Guinea
Secondary Education
The secondary school cycle is divided into 2 parts. The first (grades 7-9) leads to the Brevet d'Etudes du Premier Cycle or BEPC (Junior High School Certificate). Those who pass this exam are allowed into the next cycle of secondary education (grades 10-13) leading to the Baccalauréat (High School Diploma). Those students who fail the BEPC or the Baccalauréat are directed into the workforce or to vocational and technical schools. In 2000, there were 129,987 students enrolled in the first part of the secondary school cycle (37.5 percent of them female), taught by 3,782 teachers, with a teacher/student ratio of 1:34 (20 percent female).
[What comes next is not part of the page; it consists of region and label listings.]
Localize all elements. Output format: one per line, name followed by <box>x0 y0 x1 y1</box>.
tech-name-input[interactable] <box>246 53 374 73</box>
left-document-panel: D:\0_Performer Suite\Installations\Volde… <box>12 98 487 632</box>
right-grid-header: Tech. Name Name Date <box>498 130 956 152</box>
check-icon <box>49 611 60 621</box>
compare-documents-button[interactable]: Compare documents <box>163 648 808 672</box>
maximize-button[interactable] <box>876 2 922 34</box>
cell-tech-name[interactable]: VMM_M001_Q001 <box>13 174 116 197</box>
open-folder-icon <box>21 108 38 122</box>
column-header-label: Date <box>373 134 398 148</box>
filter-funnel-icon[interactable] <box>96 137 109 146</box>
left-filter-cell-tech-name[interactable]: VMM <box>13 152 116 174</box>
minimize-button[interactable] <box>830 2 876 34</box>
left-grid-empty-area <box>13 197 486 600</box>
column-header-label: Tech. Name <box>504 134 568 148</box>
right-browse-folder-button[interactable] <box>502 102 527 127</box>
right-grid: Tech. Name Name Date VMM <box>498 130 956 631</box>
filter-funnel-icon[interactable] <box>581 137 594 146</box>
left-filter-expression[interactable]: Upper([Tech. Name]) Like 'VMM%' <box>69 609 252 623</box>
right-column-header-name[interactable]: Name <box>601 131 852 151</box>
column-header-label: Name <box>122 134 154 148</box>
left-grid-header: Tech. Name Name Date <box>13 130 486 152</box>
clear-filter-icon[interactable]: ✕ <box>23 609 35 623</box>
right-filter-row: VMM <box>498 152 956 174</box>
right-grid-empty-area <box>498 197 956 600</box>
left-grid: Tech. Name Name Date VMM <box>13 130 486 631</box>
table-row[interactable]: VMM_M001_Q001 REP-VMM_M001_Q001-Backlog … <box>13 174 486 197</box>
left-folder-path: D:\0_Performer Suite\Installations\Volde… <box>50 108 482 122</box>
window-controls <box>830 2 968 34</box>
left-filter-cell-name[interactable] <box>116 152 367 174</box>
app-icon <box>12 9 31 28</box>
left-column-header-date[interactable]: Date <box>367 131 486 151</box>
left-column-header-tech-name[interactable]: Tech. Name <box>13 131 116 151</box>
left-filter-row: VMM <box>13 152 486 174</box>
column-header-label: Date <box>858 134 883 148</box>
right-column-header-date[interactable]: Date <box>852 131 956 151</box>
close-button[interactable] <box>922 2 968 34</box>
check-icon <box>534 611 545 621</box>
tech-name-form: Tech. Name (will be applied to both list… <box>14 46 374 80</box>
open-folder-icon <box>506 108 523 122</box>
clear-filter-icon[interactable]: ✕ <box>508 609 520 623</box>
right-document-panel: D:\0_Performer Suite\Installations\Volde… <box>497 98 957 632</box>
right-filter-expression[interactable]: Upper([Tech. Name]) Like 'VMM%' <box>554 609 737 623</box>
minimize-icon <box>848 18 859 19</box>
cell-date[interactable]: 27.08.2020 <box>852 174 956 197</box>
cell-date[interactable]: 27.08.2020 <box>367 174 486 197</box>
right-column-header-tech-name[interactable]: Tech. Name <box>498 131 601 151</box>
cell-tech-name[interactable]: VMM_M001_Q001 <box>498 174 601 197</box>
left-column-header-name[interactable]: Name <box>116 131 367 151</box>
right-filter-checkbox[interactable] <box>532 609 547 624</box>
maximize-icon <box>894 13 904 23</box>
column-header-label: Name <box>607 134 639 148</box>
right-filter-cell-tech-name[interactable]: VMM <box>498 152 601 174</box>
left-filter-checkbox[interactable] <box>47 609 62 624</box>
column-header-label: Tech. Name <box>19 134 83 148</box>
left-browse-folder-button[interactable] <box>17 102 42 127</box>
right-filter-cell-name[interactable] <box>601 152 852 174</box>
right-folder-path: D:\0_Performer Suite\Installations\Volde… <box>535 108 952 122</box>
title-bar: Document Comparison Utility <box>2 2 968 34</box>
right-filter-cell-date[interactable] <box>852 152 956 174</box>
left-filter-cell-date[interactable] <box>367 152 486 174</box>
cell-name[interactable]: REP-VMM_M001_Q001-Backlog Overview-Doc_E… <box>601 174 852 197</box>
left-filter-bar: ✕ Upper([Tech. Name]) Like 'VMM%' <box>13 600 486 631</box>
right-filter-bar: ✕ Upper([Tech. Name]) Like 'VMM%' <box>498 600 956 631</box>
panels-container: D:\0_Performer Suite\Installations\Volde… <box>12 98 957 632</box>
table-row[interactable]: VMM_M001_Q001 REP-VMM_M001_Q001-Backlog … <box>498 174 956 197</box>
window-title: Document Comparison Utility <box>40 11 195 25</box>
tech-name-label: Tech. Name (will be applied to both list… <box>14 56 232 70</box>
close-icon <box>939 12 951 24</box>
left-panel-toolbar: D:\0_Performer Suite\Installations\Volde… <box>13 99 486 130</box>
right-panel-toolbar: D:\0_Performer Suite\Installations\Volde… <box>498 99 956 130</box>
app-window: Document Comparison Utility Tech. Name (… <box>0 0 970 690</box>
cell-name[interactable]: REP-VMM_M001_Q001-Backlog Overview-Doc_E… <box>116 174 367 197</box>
In the second part of the secondary school cycle (post BEPC), there were 66,665 students enrolled, taught by 1,741 teachers in 399 lycées (academic-track high schools) and colleges (secondary schools with a more technical orientation for students who will not continue at the university level). At that stage, 21,900 students had left the academic track and were enrolled in 64 vocational schools with a teaching staff of 1,510, including adjunct faculty.
After 12 years of compulsory education, the number of Guinean students eventually accepted into a university represents only 1.8 percent of the total population of primary school students. The secondary school curriculum is diversified. Though it retains a central core of subjects common to both the pre- and post-BEPC cycle (French, geography, history, sciences, mathematics, and principles of economics), it incorporates technical and vocational subjects in grades 7 through 9. This provides an applied source of knowledge and skills that can be utilized by those who do not continue their studies beyond the BEPC. In grades 10 through 13, the curriculum shifts to more academic subjects and incorporates social studies, political science, and philosophy.